All nations and societies remain transactional, no matter how removed or remote. My own, South Africa, is the ever-changing product of movement across land and two great oceans. Qatar, long before the discovery of oil, proved central to terrestrial trade between East and West along the Silk Road and essential to maritime travel spanning the Indian Ocean, the ‘cradle of globalization’, long before Europe’s circumnavigation of Africa in its bid to source the great wealth of the East, given that the Arab world controlled the Suez Canal. My point? Geopolitics is central to shaping history and culture, knowledge production and dissemination.
This talk is a general meditation on this matter. However, specific examples will be provided – namely, a bid to create a multi-purpose educational platform – a school, community recreational and sports centre, cultural hub and museum – designed to embrace education as an ongoing productive life force. In a Canadian ‘Maple Bear’ system, schooling is in indigenous languages, dedicated to regional and interregional growth, but also, more broadly and critically, as a local/global interface. Why? Because blocs are cropping up everywhere. Balkanization, spurred by zealotry, metastasized into a new normal. Because provincialism, while a boon, is also a death knell.
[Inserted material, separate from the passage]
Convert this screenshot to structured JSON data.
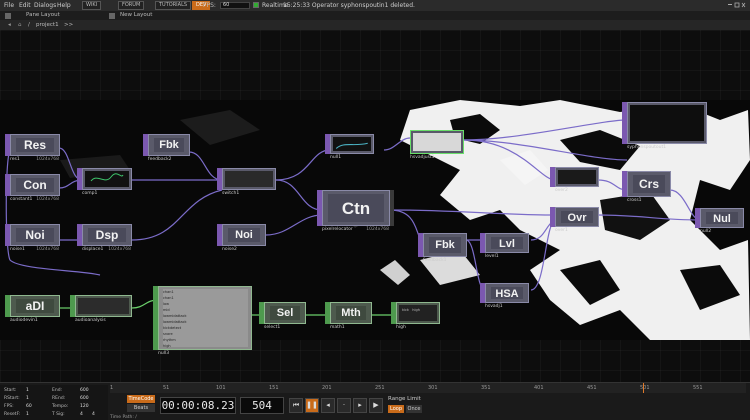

Porous contact zones are a vital antidote. As are innovative educational systems, new museological models, and better human interfaces.
ASHRAF JAMAL is the writer-researcher for ArtBankSA and a research associate in the Visual Identities in Art and Design Research Centre, University of Johannesburg. He has studied in the UK, Canada, and the US and taught in South Africa, Malaysia, and the Turkish Republic of Northern Cyprus universities. Jamal is the former editor of Art South Africa and Art Africa. He is also the co-author of Art in South Africa: The Future Present, co-editor of Indian Ocean Studies: Social, Cultural,and Political Perspectives, and author of Predicaments of Culture in South Africa, Love Themes for the Wilderness, The Shades, A million years ago in the Nineties, Looking into the Mad Eye of History without Blinking, In the World: Essays on Contemporary South African Art, and Strange Cargo: Essays on Art.